11 years ago today, at 11:21am (I know this because 11:20 was- and probably still is- when the bell rung to change classes at our high school), a very tall, handsome, lanky (and, it has to be said, a little awkward) guy asked me to be his girlfriend. And I said yes.

And? The rest is history.

It’s a fun history, and one worth telling, though..for sure. It makes me laugh, mostly. But in a good way. A really good way.

If you had told me back then that Jared was the guy I was going to marry, and the guy who would be the father of my children, I probably would’ve laughed. Not that, of course, there was any problem with him (I said yes, didn’t I? He was hot, after all. And into me. If that is not reason enough for a 14 year old girl, I am not sure what is). But I had this idea about what MY future husband was going to be like, and it just…wasn’t him.

See, I thought I was pretty tough (key word: thought.) I was young. I had big aspirations- I wanted to be a BET backup dancer. (No, I’m not kidding.) Hey, there are a few white girls in those videos…and at the very minimum they could tan me up and make me look, at the very least, mixed, right? So were my thoughts. Plus, it has to be said, I had a cool background. My parents were bikers, and drove a Harley. I was legit. I was the girl who head-banged to AC/DC at all the dances in middle school, instead of dancing to Celine Dion like everyone else. (Wow, did I really just confess that to the world, in written form?)

And then…there was Jared. Who, in addition to being hot, and into me, was the product of an idealistic, suburban utopia. Black belt, eagle scout, honor student since birth…his parents were a nurse and loyal EMS volunteer, and the entire family were upstanding, involved church-goers.
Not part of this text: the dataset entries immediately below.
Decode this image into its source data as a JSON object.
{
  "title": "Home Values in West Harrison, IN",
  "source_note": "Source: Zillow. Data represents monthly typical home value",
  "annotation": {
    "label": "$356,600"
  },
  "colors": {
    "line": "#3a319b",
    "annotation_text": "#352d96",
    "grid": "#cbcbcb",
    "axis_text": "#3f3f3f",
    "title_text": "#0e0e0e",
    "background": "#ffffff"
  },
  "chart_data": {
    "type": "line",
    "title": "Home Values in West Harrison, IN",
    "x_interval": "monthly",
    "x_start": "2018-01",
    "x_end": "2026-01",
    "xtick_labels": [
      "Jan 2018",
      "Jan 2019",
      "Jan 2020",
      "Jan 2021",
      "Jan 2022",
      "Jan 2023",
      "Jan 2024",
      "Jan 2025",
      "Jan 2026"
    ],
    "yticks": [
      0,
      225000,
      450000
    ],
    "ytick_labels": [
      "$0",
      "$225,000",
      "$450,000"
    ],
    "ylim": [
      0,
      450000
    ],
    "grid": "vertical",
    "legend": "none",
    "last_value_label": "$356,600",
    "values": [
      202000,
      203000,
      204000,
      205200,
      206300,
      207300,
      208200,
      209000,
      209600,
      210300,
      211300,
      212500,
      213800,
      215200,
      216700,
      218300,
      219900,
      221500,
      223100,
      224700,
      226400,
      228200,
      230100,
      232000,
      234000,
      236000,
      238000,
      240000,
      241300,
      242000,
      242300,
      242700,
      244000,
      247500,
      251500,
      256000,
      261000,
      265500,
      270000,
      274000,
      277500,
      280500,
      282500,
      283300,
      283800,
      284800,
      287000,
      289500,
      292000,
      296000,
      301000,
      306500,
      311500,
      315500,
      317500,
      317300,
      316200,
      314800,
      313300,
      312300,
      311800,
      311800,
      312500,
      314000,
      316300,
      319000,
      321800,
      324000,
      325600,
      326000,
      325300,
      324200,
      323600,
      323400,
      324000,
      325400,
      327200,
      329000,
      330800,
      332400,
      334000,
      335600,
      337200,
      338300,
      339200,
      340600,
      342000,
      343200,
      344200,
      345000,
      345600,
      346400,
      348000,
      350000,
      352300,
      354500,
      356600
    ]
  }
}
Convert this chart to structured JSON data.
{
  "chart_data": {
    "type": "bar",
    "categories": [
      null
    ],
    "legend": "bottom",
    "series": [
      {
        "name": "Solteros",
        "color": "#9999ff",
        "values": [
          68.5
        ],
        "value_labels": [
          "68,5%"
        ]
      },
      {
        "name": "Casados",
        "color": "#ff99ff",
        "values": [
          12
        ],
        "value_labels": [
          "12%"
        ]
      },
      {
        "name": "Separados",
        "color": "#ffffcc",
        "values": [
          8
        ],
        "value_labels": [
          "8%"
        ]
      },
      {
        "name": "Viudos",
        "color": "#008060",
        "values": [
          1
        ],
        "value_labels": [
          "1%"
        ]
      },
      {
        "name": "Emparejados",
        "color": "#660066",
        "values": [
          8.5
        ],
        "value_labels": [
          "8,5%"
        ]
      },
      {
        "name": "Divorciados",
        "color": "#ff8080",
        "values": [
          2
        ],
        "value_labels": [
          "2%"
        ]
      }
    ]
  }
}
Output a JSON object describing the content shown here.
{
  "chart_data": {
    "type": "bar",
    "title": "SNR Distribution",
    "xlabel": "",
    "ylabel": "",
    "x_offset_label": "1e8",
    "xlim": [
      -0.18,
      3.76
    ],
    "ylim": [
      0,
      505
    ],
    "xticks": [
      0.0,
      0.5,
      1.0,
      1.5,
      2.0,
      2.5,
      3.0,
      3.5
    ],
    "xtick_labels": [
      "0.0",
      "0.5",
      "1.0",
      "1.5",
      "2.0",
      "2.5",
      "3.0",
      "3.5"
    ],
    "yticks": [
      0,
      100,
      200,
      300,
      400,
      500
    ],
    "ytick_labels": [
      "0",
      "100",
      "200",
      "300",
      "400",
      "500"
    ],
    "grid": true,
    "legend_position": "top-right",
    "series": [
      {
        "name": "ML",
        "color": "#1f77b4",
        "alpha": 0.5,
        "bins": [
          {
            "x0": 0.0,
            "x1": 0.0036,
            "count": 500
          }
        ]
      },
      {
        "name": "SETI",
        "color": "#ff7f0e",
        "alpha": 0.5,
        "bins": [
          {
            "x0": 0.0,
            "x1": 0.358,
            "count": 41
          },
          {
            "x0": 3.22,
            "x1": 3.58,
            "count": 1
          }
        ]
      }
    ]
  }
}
They drove a mini-van.

…So one might see why I would be skeptical about this “relationship” progressing very far.

But with each day, then month, then year – I was flabbergasted at this point – things went well. Really well…. and it was just right.

Then one year turned into five, and shortly after that, Jared asked me another question. And I said yes. Again.
Happily, and a little older, a little wiser, with a little bit better idea of reality, and of commitment.

It was still right.

And so today, as I sit and play with our daughter, at our home, and I feel baby #2 kicking,  I smile and am extremely thankful for my hard-working, intelligent, patient, dedicated- albeit nerdy- husband.

I love you very much, Jared. Thanks for taking a chance on the biker girl/ghetto wannabe 11 years ago. Just for the record, being your wife and mother of your children is WAY better than being in a BET video.